His father, Francisco María Canavery, a lieutenant of the cavalry of the State of Buenos Aires, participated in the Revolution of 11 September 1852 and in the defense of Buenos Aires during the siege of Colonel Hilario Lagos. His brother Saturnino Canavery and his cousin Ángel Canavery, were his comrades in the Desert Expeditions. Several of his ancestors and relatives were linked to distinguished patriots of the War of Independence, among them Francisco Pelliza, and Juan Gregorio Lemos.

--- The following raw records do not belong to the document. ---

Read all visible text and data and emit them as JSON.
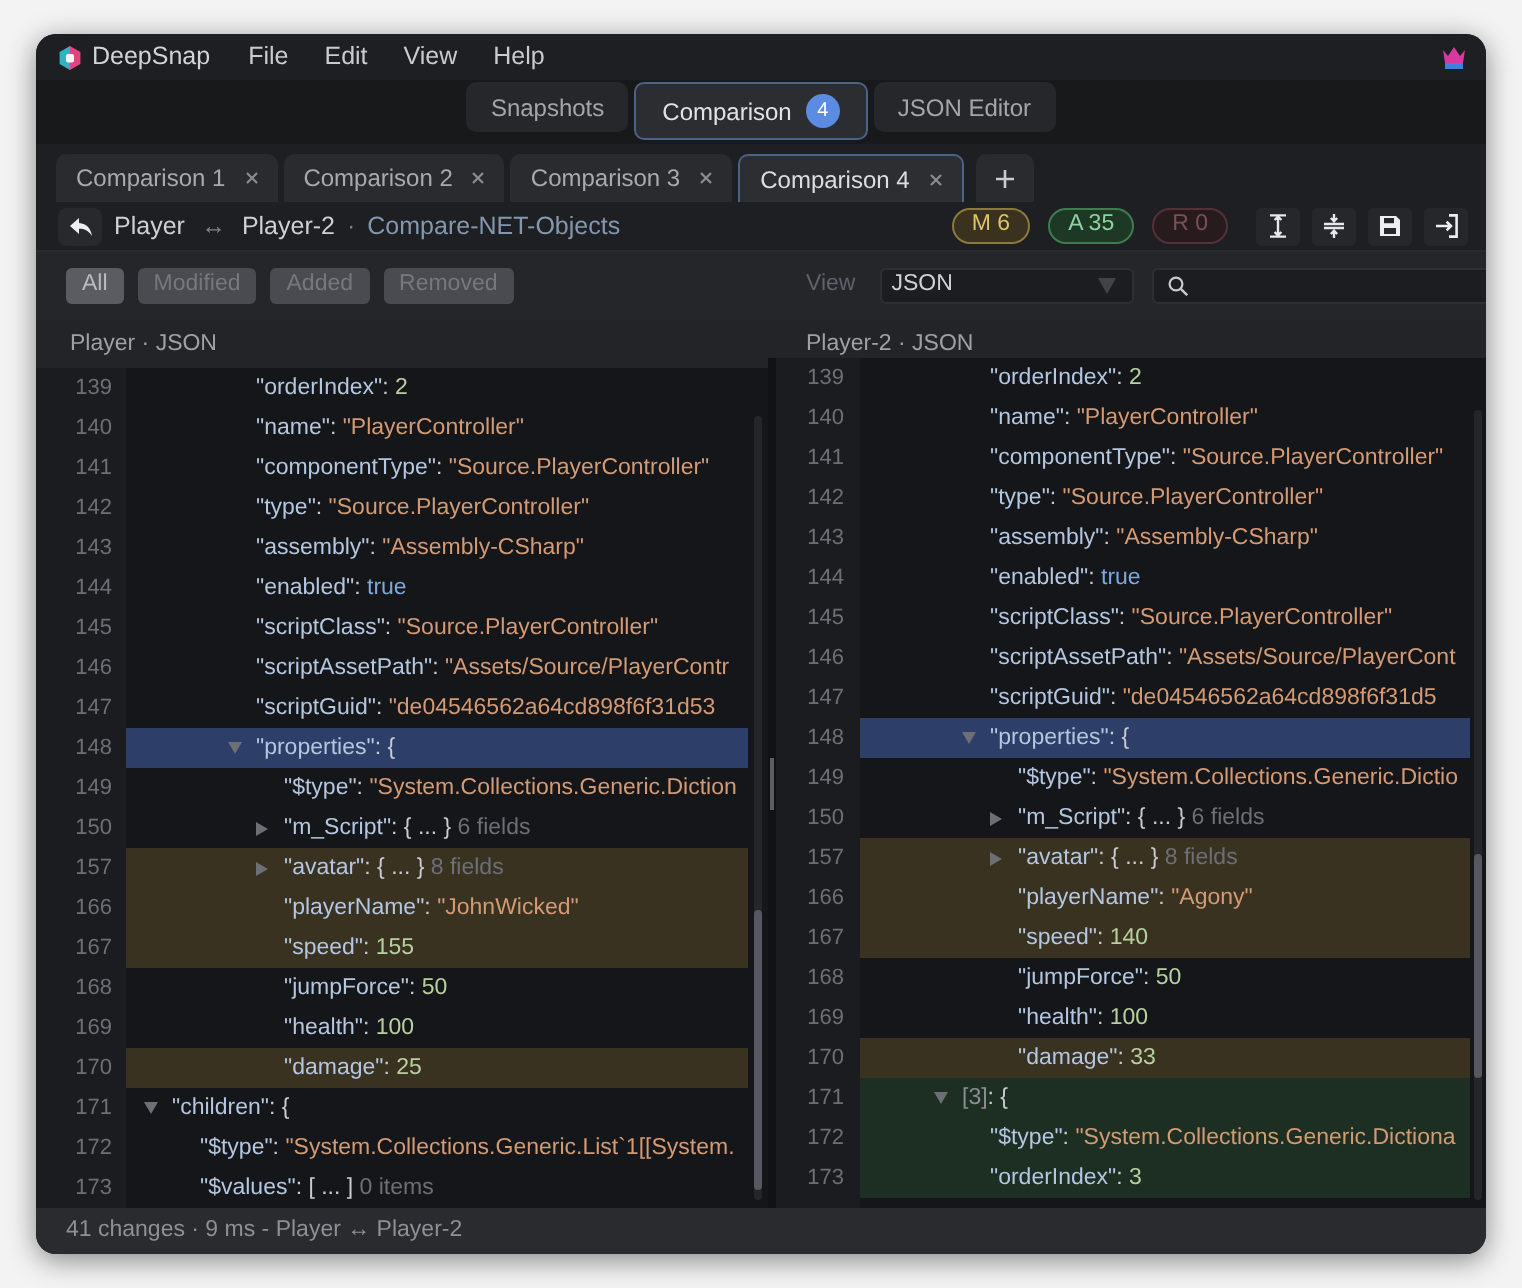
{
  "menu_bar": {
    "app_name": "DeepSnap",
    "menus": [
      "File",
      "Edit",
      "View",
      "Help"
    ]
  },
  "view_tabs": [
    {
      "label": "Snapshots",
      "selected": false
    },
    {
      "label": "Comparison",
      "selected": true,
      "badge": "4"
    },
    {
      "label": "JSON Editor",
      "selected": false
    }
  ],
  "comparison_tabs": [
    {
      "label": "Comparison 1",
      "selected": false
    },
    {
      "label": "Comparison 2",
      "selected": false
    },
    {
      "label": "Comparison 3",
      "selected": false
    },
    {
      "label": "Comparison 4",
      "selected": true
    }
  ],
  "breadcrumb": {
    "left": "Player",
    "link": "↔",
    "right": "Player-2",
    "separator": "·",
    "source": "Compare-NET-Objects"
  },
  "change_badges": [
    {
      "kind": "modified",
      "label": "M 6"
    },
    {
      "kind": "added",
      "label": "A 35"
    },
    {
      "kind": "removed",
      "label": "R 0"
    }
  ],
  "filters": [
    {
      "label": "All",
      "selected": true
    },
    {
      "label": "Modified",
      "selected": false
    },
    {
      "label": "Added",
      "selected": false
    },
    {
      "label": "Removed",
      "selected": false
    }
  ],
  "view_select": {
    "label": "View",
    "value": "JSON"
  },
  "panes": [
    {
      "title": "Player · JSON",
      "rows": [
        [
          [
            [
              {
                "line": "139",
                "selected": false,
                "modified": false,
                "added": false,
                "tokens": [
                  {
                    "kind": "key",
                    "text": "\"orderIndex\""
                  },
                  {
                    "kind": "punct",
                    "text": ": "
                  },
                  {
                    "kind": "number",
                    "text": "2"
                  }
                ]
              },
              {
                "line": "140",
                "selected": false,
                "modified": false,
                "added": false,
                "tokens": [
                  {
                    "kind": "key",
                    "text": "\"name\""
                  },
                  {
                    "kind": "punct",
                    "text": ": "
                  },
                  {
                    "kind": "string",
                    "text": "\"PlayerController\""
                  }
                ]
              },
              {
                "line": "141",
                "selected": false,
                "modified": false,
                "added": false,
                "tokens": [
                  {
                    "kind": "key",
                    "text": "\"componentType\""
                  },
                  {
                    "kind": "punct",
                    "text": ": "
                  },
                  {
                    "kind": "string",
                    "text": "\"Source.PlayerController\""
                  }
                ]
              },
              {
                "line": "142",
                "selected": false,
                "modified": false,
                "added": false,
                "tokens": [
                  {
                    "kind": "key",
                    "text": "\"type\""
                  },
                  {
                    "kind": "punct",
                    "text": ": "
                  },
                  {
                    "kind": "string",
                    "text": "\"Source.PlayerController\""
                  }
                ]
              },
              {
                "line": "143",
                "selected": false,
                "modified": false,
                "added": false,
                "tokens": [
                  {
                    "kind": "key",
                    "text": "\"assembly\""
                  },
                  {
                    "kind": "punct",
                    "text": ": "
                  },
                  {
                    "kind": "string",
                    "text": "\"Assembly-CSharp\""
                  }
                ]
              },
              {
                "line": "144",
                "selected": false,
                "modified": false,
                "added": false,
                "tokens": [
                  {
                    "kind": "key",
                    "text": "\"enabled\""
                  },
                  {
                    "kind": "punct",
                    "text": ": "
                  },
                  {
                    "kind": "bool",
                    "text": "true"
                  }
                ]
              },
              {
                "line": "145",
                "selected": false,
                "modified": false,
                "added": false,
                "tokens": [
                  {
                    "kind": "key",
                    "text": "\"scriptClass\""
                  },
                  {
                    "kind": "punct",
                    "text": ": "
                  },
                  {
                    "kind": "string",
                    "text": "\"Source.PlayerController\""
                  }
                ]
              },
              {
                "line": "146",
                "selected": false,
                "modified": false,
                "added": false,
                "tokens": [
                  {
                    "kind": "key",
                    "text": "\"scriptAssetPath\""
                  },
                  {
                    "kind": "punct",
                    "text": ": "
                  },
                  {
                    "kind": "string",
                    "text": "\"Assets/Source/PlayerContr"
                  }
                ]
              },
              {
                "line": "147",
                "selected": false,
                "modified": false,
                "added": false,
                "tokens": [
                  {
                    "kind": "key",
                    "text": "\"scriptGuid\""
                  },
                  {
                    "kind": "punct",
                    "text": ": "
                  },
                  {
                    "kind": "string",
                    "text": "\"de04546562a64cd898f6f31d53"
                  }
                ]
              },
              {
                "line": "148",
                "selected": true,
                "modified": false,
                "added": false,
                "expanded": true,
                "tokens": [
                  {
                    "kind": "key",
                    "text": "\"properties\""
                  },
                  {
                    "kind": "punct",
                    "text": ": {"
                  }
                ],
                "children": [
                  {
                    "line": "149",
                    "selected": false,
                    "modified": false,
                    "added": false,
                    "tokens": [
                      {
                        "kind": "key",
                        "text": "\"$type\""
                      },
                      {
                        "kind": "punct",
                        "text": ": "
                      },
                      {
                        "kind": "string",
                        "text": "\"System.Collections.Generic.Diction"
                      }
                    ]
                  },
                  {
                    "line": "150",
                    "selected": false,
                    "modified": false,
                    "added": false,
                    "expanded": false,
                    "tokens": [
                      {
                        "kind": "key",
                        "text": "\"m_Script\""
                      },
                      {
                        "kind": "punct",
                        "text": ": { ... } "
                      },
                      {
                        "kind": "summary",
                        "text": "6 fields"
                      }
                    ]
                  },
                  {
                    "line": "157",
                    "selected": false,
                    "modified": true,
                    "added": false,
                    "expanded": false,
                    "tokens": [
                      {
                        "kind": "key",
                        "text": "\"avatar\""
                      },
                      {
                        "kind": "punct",
                        "text": ": { ... } "
                      },
                      {
                        "kind": "summary",
                        "text": "8 fields"
                      }
                    ]
                  },
                  {
                    "line": "166",
                    "selected": false,
                    "modified": true,
                    "added": false,
                    "tokens": [
                      {
                        "kind": "key",
                        "text": "\"playerName\""
                      },
                      {
                        "kind": "punct",
                        "text": ": "
                      },
                      {
                        "kind": "string",
                        "text": "\"JohnWicked\""
                      }
                    ]
                  },
                  {
                    "line": "167",
                    "selected": false,
                    "modified": true,
                    "added": false,
                    "tokens": [
                      {
                        "kind": "key",
                        "text": "\"speed\""
                      },
                      {
                        "kind": "punct",
                        "text": ": "
                      },
                      {
                        "kind": "number",
                        "text": "155"
                      }
                    ]
                  },
                  {
                    "line": "168",
                    "selected": false,
                    "modified": false,
                    "added": false,
                    "tokens": [
                      {
                        "kind": "key",
                        "text": "\"jumpForce\""
                      },
                      {
                        "kind": "punct",
                        "text": ": "
                      },
                      {
                        "kind": "number",
                        "text": "50"
                      }
                    ]
                  },
                  {
                    "line": "169",
                    "selected": false,
                    "modified": false,
                    "added": false,
                    "tokens": [
                      {
                        "kind": "key",
                        "text": "\"health\""
                      },
                      {
                        "kind": "punct",
                        "text": ": "
                      },
                      {
                        "kind": "number",
                        "text": "100"
                      }
                    ]
                  },
                  {
                    "line": "170",
                    "selected": false,
                    "modified": true,
                    "added": false,
                    "tokens": [
                      {
                        "kind": "key",
                        "text": "\"damage\""
                      },
                      {
                        "kind": "punct",
                        "text": ": "
                      },
                      {
                        "kind": "number",
                        "text": "25"
                      }
                    ]
                  }
                ]
              }
            ]
          ]
        ],
        {
          "line": "171",
          "selected": false,
          "modified": false,
          "added": false,
          "expanded": true,
          "tokens": [
            {
              "kind": "key",
              "text": "\"children\""
            },
            {
              "kind": "punct",
              "text": ": {"
            }
          ],
          "children": [
            {
              "line": "172",
              "selected": false,
              "modified": false,
              "added": false,
              "tokens": [
                {
                  "kind": "key",
                  "text": "\"$type\""
                },
                {
                  "kind": "punct",
                  "text": ": "
                },
                {
                  "kind": "string",
                  "text": "\"System.Collections.Generic.List`1[[System."
                }
              ]
            },
            {
              "line": "173",
              "selected": false,
              "modified": false,
              "added": false,
              "tokens": [
                {
                  "kind": "key",
                  "text": "\"$values\""
                },
                {
                  "kind": "punct",
                  "text": ": [ ... ] "
                },
                {
                  "kind": "summary",
                  "text": "0 items"
                }
              ]
            }
          ]
        }
      ]
    },
    {
      "title": "Player-2 · JSON",
      "rows": [
        [
          [
            [
              {
                "line": "139",
                "selected": false,
                "modified": false,
                "added": false,
                "tokens": [
                  {
                    "kind": "key",
                    "text": "\"orderIndex\""
                  },
                  {
                    "kind": "punct",
                    "text": ": "
                  },
                  {
                    "kind": "number",
                    "text": "2"
                  }
                ]
              },
              {
                "line": "140",
                "selected": false,
                "modified": false,
                "added": false,
                "tokens": [
                  {
                    "kind": "key",
                    "text": "\"name\""
                  },
                  {
                    "kind": "punct",
                    "text": ": "
                  },
                  {
                    "kind": "string",
                    "text": "\"PlayerController\""
                  }
                ]
              },
              {
                "line": "141",
                "selected": false,
                "modified": false,
                "added": false,
                "tokens": [
                  {
                    "kind": "key",
                    "text": "\"componentType\""
                  },
                  {
                    "kind": "punct",
                    "text": ": "
                  },
                  {
                    "kind": "string",
                    "text": "\"Source.PlayerController\""
                  }
                ]
              },
              {
                "line": "142",
                "selected": false,
                "modified": false,
                "added": false,
                "tokens": [
                  {
                    "kind": "key",
                    "text": "\"type\""
                  },
                  {
                    "kind": "punct",
                    "text": ": "
                  },
                  {
                    "kind": "string",
                    "text": "\"Source.PlayerController\""
                  }
                ]
              },
              {
                "line": "143",
                "selected": false,
                "modified": false,
                "added": false,
                "tokens": [
                  {
                    "kind": "key",
                    "text": "\"assembly\""
                  },
                  {
                    "kind": "punct",
                    "text": ": "
                  },
                  {
                    "kind": "string",
                    "text": "\"Assembly-CSharp\""
                  }
                ]
              },
              {
                "line": "144",
                "selected": false,
                "modified": false,
                "added": false,
                "tokens": [
                  {
                    "kind": "key",
                    "text": "\"enabled\""
                  },
                  {
                    "kind": "punct",
                    "text": ": "
                  },
                  {
                    "kind": "bool",
                    "text": "true"
                  }
                ]
              },
              {
                "line": "145",
                "selected": false,
                "modified": false,
                "added": false,
                "tokens": [
                  {
                    "kind": "key",
                    "text": "\"scriptClass\""
                  },
                  {
                    "kind": "punct",
                    "text": ": "
                  },
                  {
                    "kind": "string",
                    "text": "\"Source.PlayerController\""
                  }
                ]
              },
              {
                "line": "146",
                "selected": false,
                "modified": false,
                "added": false,
                "tokens": [
                  {
                    "kind": "key",
                    "text": "\"scriptAssetPath\""
                  },
                  {
                    "kind": "punct",
                    "text": ": "
                  },
                  {
                    "kind": "string",
                    "text": "\"Assets/Source/PlayerCont"
                  }
                ]
              },
              {
                "line": "147",
                "selected": false,
                "modified": false,
                "added": false,
                "tokens": [
                  {
                    "kind": "key",
                    "text": "\"scriptGuid\""
                  },
                  {
                    "kind": "punct",
                    "text": ": "
                  },
                  {
                    "kind": "string",
                    "text": "\"de04546562a64cd898f6f31d5"
                  }
                ]
              },
              {
                "line": "148",
                "selected": true,
                "modified": false,
                "added": false,
                "expanded": true,
                "tokens": [
                  {
                    "kind": "key",
                    "text": "\"properties\""
                  },
                  {
                    "kind": "punct",
                    "text": ": {"
                  }
                ],
                "children": [
                  {
                    "line": "149",
                    "selected": false,
                    "modified": false,
                    "added": false,
                    "tokens": [
                      {
                        "kind": "key",
                        "text": "\"$type\""
                      },
                      {
                        "kind": "punct",
                        "text": ": "
                      },
                      {
                        "kind": "string",
                        "text": "\"System.Collections.Generic.Dictio"
                      }
                    ]
                  },
                  {
                    "line": "150",
                    "selected": false,
                    "modified": false,
                    "added": false,
                    "expanded": false,
                    "tokens": [
                      {
                        "kind": "key",
                        "text": "\"m_Script\""
                      },
                      {
                        "kind": "punct",
                        "text": ": { ... } "
                      },
                      {
                        "kind": "summary",
                        "text": "6 fields"
                      }
                    ]
                  },
                  {
                    "line": "157",
                    "selected": false,
                    "modified": true,
                    "added": false,
                    "expanded": false,
                    "tokens": [
                      {
                        "kind": "key",
                        "text": "\"avatar\""
                      },
                      {
                        "kind": "punct",
                        "text": ": { ... } "
                      },
                      {
                        "kind": "summary",
                        "text": "8 fields"
                      }
                    ]
                  },
                  {
                    "line": "166",
                    "selected": false,
                    "modified": true,
                    "added": false,
                    "tokens": [
                      {
                        "kind": "key",
                        "text": "\"playerName\""
                      },
                      {
                        "kind": "punct",
                        "text": ": "
                      },
                      {
                        "kind": "string",
                        "text": "\"Agony\""
                      }
                    ]
                  },
                  {
                    "line": "167",
                    "selected": false,
                    "modified": true,
                    "added": false,
                    "tokens": [
                      {
                        "kind": "key",
                        "text": "\"speed\""
                      },
                      {
                        "kind": "punct",
                        "text": ": "
                      },
                      {
                        "kind": "number",
                        "text": "140"
                      }
                    ]
                  },
                  {
                    "line": "168",
                    "selected": false,
                    "modified": false,
                    "added": false,
                    "tokens": [
                      {
                        "kind": "key",
                        "text": "\"jumpForce\""
                      },
                      {
                        "kind": "punct",
                        "text": ": "
                      },
                      {
                        "kind": "number",
                        "text": "50"
                      }
                    ]
                  },
                  {
                    "line": "169",
                    "selected": false,
                    "modified": false,
                    "added": false,
                    "tokens": [
                      {
                        "kind": "key",
                        "text": "\"health\""
                      },
                      {
                        "kind": "punct",
                        "text": ": "
                      },
                      {
                        "kind": "number",
                        "text": "100"
                      }
                    ]
                  },
                  {
                    "line": "170",
                    "selected": false,
                    "modified": true,
                    "added": false,
                    "tokens": [
                      {
                        "kind": "key",
                        "text": "\"damage\""
                      },
                      {
                        "kind": "punct",
                        "text": ": "
                      },
                      {
                        "kind": "number",
                        "text": "33"
                      }
                    ]
                  }
                ]
              }
            ],
            {
              "line": "171",
              "selected": false,
              "modified": false,
              "added": true,
              "expanded": true,
              "tokens": [
                {
                  "kind": "index",
                  "text": "[3]"
                },
                {
                  "kind": "punct",
                  "text": ": {"
                }
              ],
              "children": [
                {
                  "line": "172",
                  "selected": false,
                  "modified": false,
                  "added": true,
                  "tokens": [
                    {
                      "kind": "key",
                      "text": "\"$type\""
                    },
                    {
                      "kind": "punct",
                      "text": ": "
                    },
                    {
                      "kind": "string",
                      "text": "\"System.Collections.Generic.Dictiona"
                    }
                  ]
                },
                {
                  "line": "173",
                  "selected": false,
                  "modified": false,
                  "added": true,
                  "tokens": [
                    {
                      "kind": "key",
                      "text": "\"orderIndex\""
                    },
                    {
                      "kind": "punct",
                      "text": ": "
                    },
                    {
                      "kind": "number",
                      "text": "3"
                    }
                  ]
                }
              ]
            }
          ]
        ]
      ]
    }
  ],
  "status_bar": "41 changes · 9 ms - Player ↔ Player-2"
}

The Canavery family was rooted in the town of Quilmes since the colonial period. They were neighbors of distinguished members of the British community in the area, including the family of Eduardo Clark and Julio César Sanders.

His great grandfather, Juan Canaverys, a lawyer of Western and Central Europe ancestors, belonged to families from southern France and northwest Italy. He settled in the neighborhood of San Nicolás since his arrival in Río de la Plata in 1771.

Some of his relatives settled in the southern part of Greater Buenos Aires, including Temperley and Adrogué. His son Héctor Raúl Canavery Flores had owned a fine poultry farm, located in the town of Banfield. He appeared at the exhibitions of the Sociedad Rural Argentina, being the winner of several awards granted by that institution.

Mario César Canavery Flores, was married to his relative, María Petrona Amoedo Vilaró, daughter of Hilario Amoedo Dupuy (son Felipe Amoedo) and Amalia Florencia Vilaró Quirno.